Naturalmente que órgãos reguladores já estão imersos em debates sobre a concepção de normas e regulamentações destinadas a nortear a consultoria financeira exercida por meio da inteligência artificial (IA). As normativas já em discussão provavelmente irão recair sobre duas preocupações centrais:


  • Transparência: Normativas irão prescrever as formas de se assegurar transparência no emprego da IA na consultoria financeira, garantindo que as empresas compreendam o processo decisório algorítmico e os critérios considerados.

  • Responsabilidade: Diretrizes irão atribuir responsabilidades claras sobre as decisões tomadas pela IA, incluindo o processo supervisório e a extensão de responsabilidade de uma entidade humana.


Neste breve insight o que temos é a compreensão de que alguns elementos da consultoria financeira podem, em um horizonte de curto-médio prazo, serem automatizados por meio de algoritmos e contratos inteligentes.
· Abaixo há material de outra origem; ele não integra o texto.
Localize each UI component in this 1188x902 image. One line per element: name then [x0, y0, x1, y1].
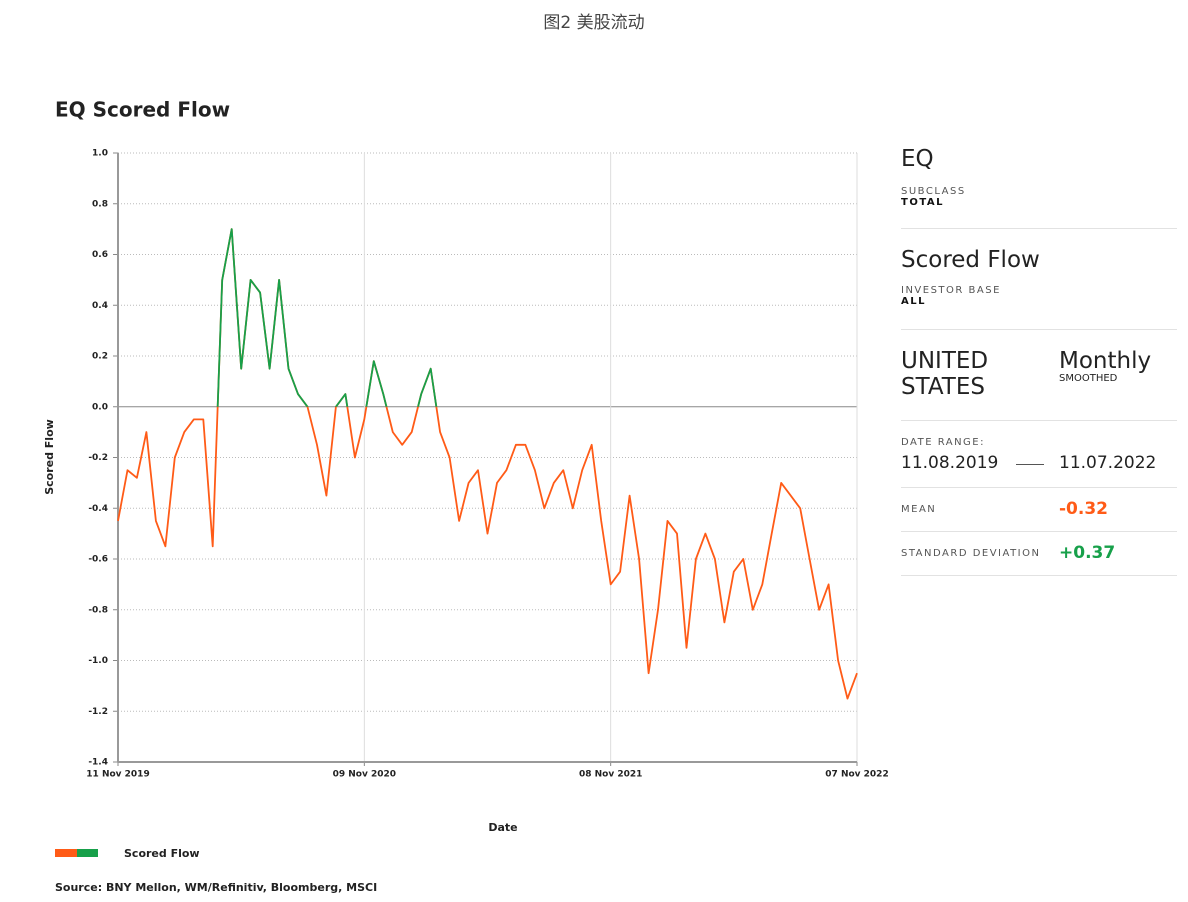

A adoção destes mecanismos, no entanto, irá depender muito do perfil do Gerente Financeiro ou do CFO, disposto ou não a compartilhar com um dispositivo de IA, o acesso aos dados financeiros da empresa, padrões de receitas, aplicações dos recursos etc.


Outro aspecto que pode deixar parte do processo consultivo “humanizado”, é que diversos advisors já se apoiam em sofisticadas tecnologias de análise de dados para então fornecer recomendações e estratégias que são personalizadas não apenas pelo data mining e pelo BI que servem de suporte àquela consultoria financeira, mas sobretudo pela experiência setorial e reputação do time de consultores e sócios dessas consultorias.


Ao menos neste momento, o que parece ser o “melhor dos mundos” é ter uma percepção híbrida, onde a consultoria financeira irá cada vez mais se moldar em inteligência artificial (IA) utilizando algoritmos avançados para que o advisor, por sua vez, desenvolva análises acuradas e recomendações assertivas no processo de tomada de decisões financeiras.